Annuity vs. 401k | How Both Can Work for You

Retirement worries for many Americans are front and center especially those looking to live their golden years with dignity and have the needed income guarantees in place.

Current 401k annuity legislation (aka The Secure Retirement Act) is a long-term plan that will most likely transition retirement plan participants from the current market growth focus to lifetime income.

As we all know, Social Security was never put in place to be the primary retirement income source. Therefore our friends in DC are now legislating personal finance options that now encourage retirement plan sponsors to offer their employees annuity strategies for future pension type income.

Accumulation to Income

As you get closer to retirement or even in retirement, most people start transitioning from accumulation (i.e. growth) to income with at least a portion of their portfolio.

Defined Contribution Plans (aka 401k plan type) are in place for workers to have a retirement plan where their assets will grow tax-deferred, typically using mutual funds to achieve those market goals. Most of these employer-sponsored plans currently have no choices for future lifetime income. But, that’s going to change with the new Secure Retirement Act that was signed into law in December of 2019.

In the past, your only choice was to “roll” your 401k assets to an IRA and then shop for the best lifetime income annuity. You can still do that but now most 401k type plans will offer annuities that guarantee a lifetime income stream when you retire.

Instead of plan participants worrying about things like surrender charges, early withdrawal penalties, or mutual fund choices...our friends over at Washington now want workers to start thinking about converting a portion of that 401k type plan into a personal pension.

Shouldering Risk to Transferring Risk

You are shoulder the risk of the money-losing value when you invest your money into pure stock market type growth strategies. When you are young, that is OK because you have time to “make it back” from most temporary market downturns.

As you start thinking about or get closer to retirement, you then need to start transferring that risk instead of shouldering it. If lifetime income is the goal, you will be transferring that risk to an annuity carrier (i.e. life insurance company) to provide a lifetime income stream to combine with your Social Security annuity type payment.

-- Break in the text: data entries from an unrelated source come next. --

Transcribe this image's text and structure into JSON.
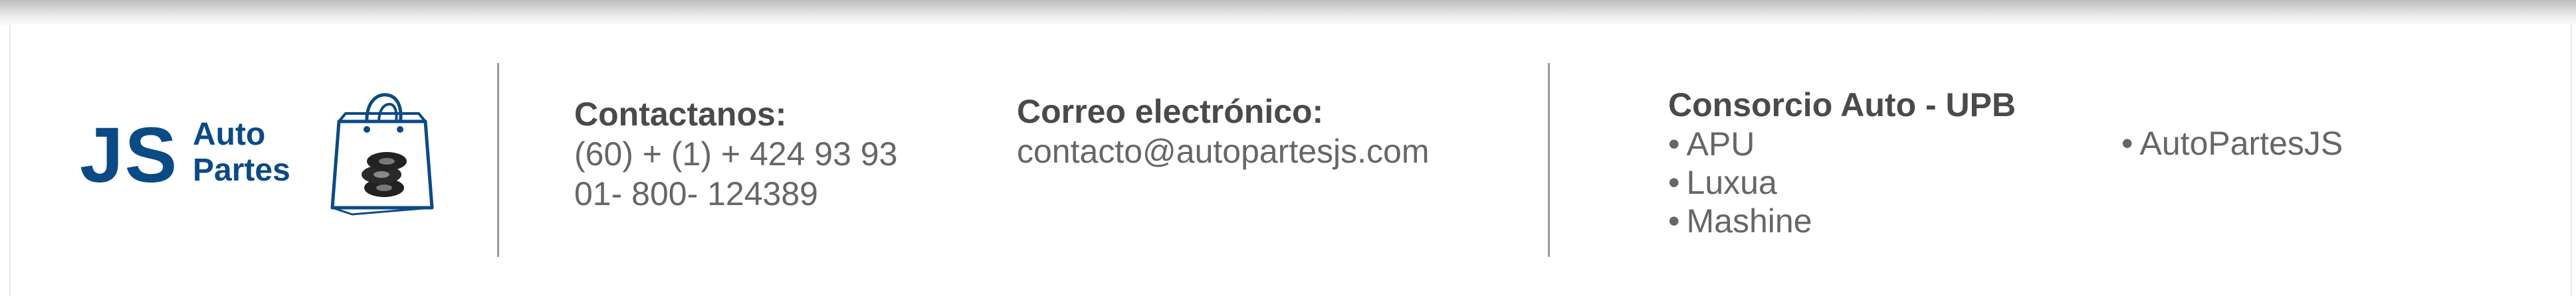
{
  "logo": {
    "initials": "JS",
    "line1": "Auto",
    "line2": "Partes",
    "brand_color": "#0b4a85",
    "icon": "shopping-bag-tires-icon"
  },
  "contact": {
    "title": "Contactanos:",
    "phone1": "(60) + (1) + 424 93 93",
    "phone2": "01- 800- 124389"
  },
  "email": {
    "title": "Correo electrónico:",
    "address": "contacto@autopartesjs.com"
  },
  "consorcio": {
    "title": "Consorcio Auto - UPB",
    "bullet": "•",
    "items": [
      "APU",
      "Luxua",
      "Mashine",
      "AutoPartesJS"
    ]
  },
  "colors": {
    "text": "#666666",
    "heading": "#4a4a4a",
    "divider": "#9a9a9a"
  }
}
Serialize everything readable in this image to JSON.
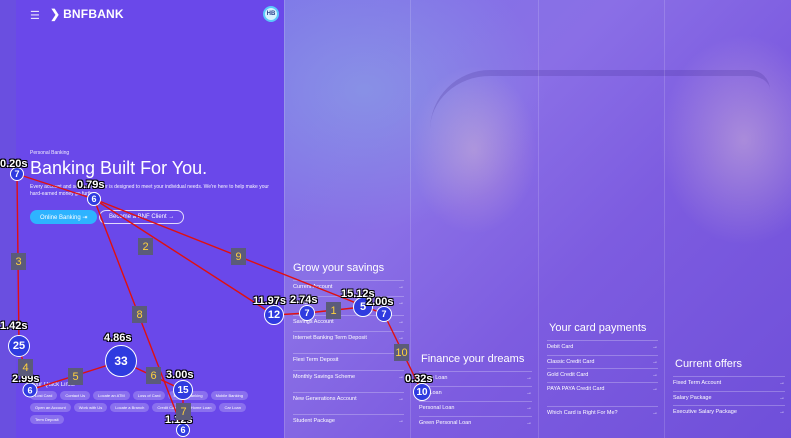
{
  "header": {
    "menu_icon": "hamburger-icon",
    "logo_mark": "❯",
    "logo_text": "BNFBANK",
    "avatar_initials": "HB"
  },
  "hero": {
    "eyebrow": "Personal Banking",
    "headline": "Banking Built For You.",
    "subcopy": "Every account and service we offer is designed to meet your individual needs. We're here to help make your hard-earned money go further.",
    "btn_online": "Online Banking ⇥",
    "btn_client": "Become a BNF Client →"
  },
  "quick_links": {
    "title": "Your Quick Links",
    "items": [
      "Lost Card",
      "Contact Us",
      "Locate an ATM",
      "Loss of Card",
      "Internet Banking",
      "Mobile Banking",
      "Open an Account",
      "Work with Us",
      "Locate a Branch",
      "Credit Card",
      "Home Loan",
      "Car Loan",
      "Term Deposit"
    ]
  },
  "columns": [
    {
      "title": "Grow your savings",
      "items": [
        "Current Account",
        "Attrattivi",
        "Savings Account",
        "Internet Banking Term Deposit",
        "Flexi Term Deposit",
        "Monthly Savings Scheme",
        "New Generations Account",
        "Student Package"
      ]
    },
    {
      "title": "Finance your dreams",
      "items": [
        "Home Loan",
        "Car Loan",
        "Personal Loan",
        "Green Personal Loan"
      ]
    },
    {
      "title": "Your card payments",
      "items": [
        "Debit Card",
        "Classic Credit Card",
        "Gold Credit Card",
        "PAYA PAYA Credit Card",
        "Which Card is Right For Me?"
      ]
    },
    {
      "title": "Current offers",
      "items": [
        "Fixed Term Account",
        "Salary Package",
        "Executive Salary Package"
      ]
    }
  ],
  "arrow_glyph": "→",
  "gaze": {
    "fixations": [
      {
        "n": "7"
      },
      {
        "n": "6"
      },
      {
        "n": "12"
      },
      {
        "n": "7"
      },
      {
        "n": "5"
      },
      {
        "n": "7"
      },
      {
        "n": "25"
      },
      {
        "n": "6"
      },
      {
        "n": "33"
      },
      {
        "n": "15"
      },
      {
        "n": "6"
      },
      {
        "n": "10"
      }
    ],
    "times": [
      "0.20s",
      "0.79s",
      "11.97s",
      "2.74s",
      "15.12s",
      "2.00s",
      "1.42s",
      "2.99s",
      "4.86s",
      "3.00s",
      "1.12s",
      "0.32s"
    ],
    "segments": [
      "1",
      "2",
      "3",
      "4",
      "5",
      "6",
      "7",
      "8",
      "9",
      "10"
    ]
  }
}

Combining those payment guarantees is what I call the “income floor.” The income floor is the money that hits your bank account every month. It’s contractual and going to happen for as long as you live.

Every day I receive questions like “Should I convert my 401k to an annuity?” or “Should I buy an annuity with my 40lk?” The answer is only if you need a lifetime income guarantee…(that’s another example of how 401ks and annuities can work together).

However, if you don’t need additional income, then you should just transfer (aka roll) those 401k assets to an IRA and manage that money (or have someone do it for you). Incidentally, that 401k to IRA transfer is a non-taxable event.

Demographic Tidal Wave

The 10,000 baby boomers and people already in retirement primarily care about a couple of things, making sure they never run out of money and/or just protecting what they have. Every working American can already rely on their Social Security Benefits and those lifetime payments, but most need more income to live the lifestyle they desire and have earned.

People need to plan for their income choices sooner than later. If they are in a 401k type structure that offers a future lifetime income product, that should be a part of their annual contribution limit and overall allocation strategy. If they are already retired or want to roll their 401k dollar amount to a lifetime income stream strategy, they need to know the type of annuity that will provide the highest contractual guarantee and shop all carriers for the best deal available.

Too many agents try to sell a variable annuity or indexed annuity regardless of the client’s stated goals. The best lifetime income strategies are fixed annuity types like Single Premium Immediate Annuities (SPIAs), Deferred Income Annuities (DIAs), and Qualified Longevity Annuity Contracts (QLACs). These are all simple and easy to understand transfer of risk lifetime income strategies with no annual fees and no moving parts.

It’s important to find an agent or advisor who has access to an annuity calculator that quotes all annuity carriers. Remember that annuities are commodities, and like a gallon of milk, quotes change every 7 to 10 days. To lock in the desired quote, you need to be moving forward with the application process.

Passing The Retirement Ball

So is an annuity good for retirement? Our “leaders” in DC seem to think so by offering the best inflation annuity on the planet (i.e. Social Security), and now encouraging employer-sponsored plans to offer annuity lifetime income choices. That doesn’t mean you need an annuity, but if lifetime income is the goal, annuities are your only choice.

Annuities are the only product on the planet that guarantees an income stream regardless of how long you live. It’s a monopoly that only annuities can offer. That’s a fact that most people are not aware of, and that messaging blame falls squarely on the annuity industry’s shoulders.

The majority of retirement plans/retirement savings should be focused on retirement income with at least a part of everyone’s portfolio. The annuity vs. 401k question is not an either-or but instead how they can work together. Growth and income are important. Both play an important role for working Americans and their retirement plans.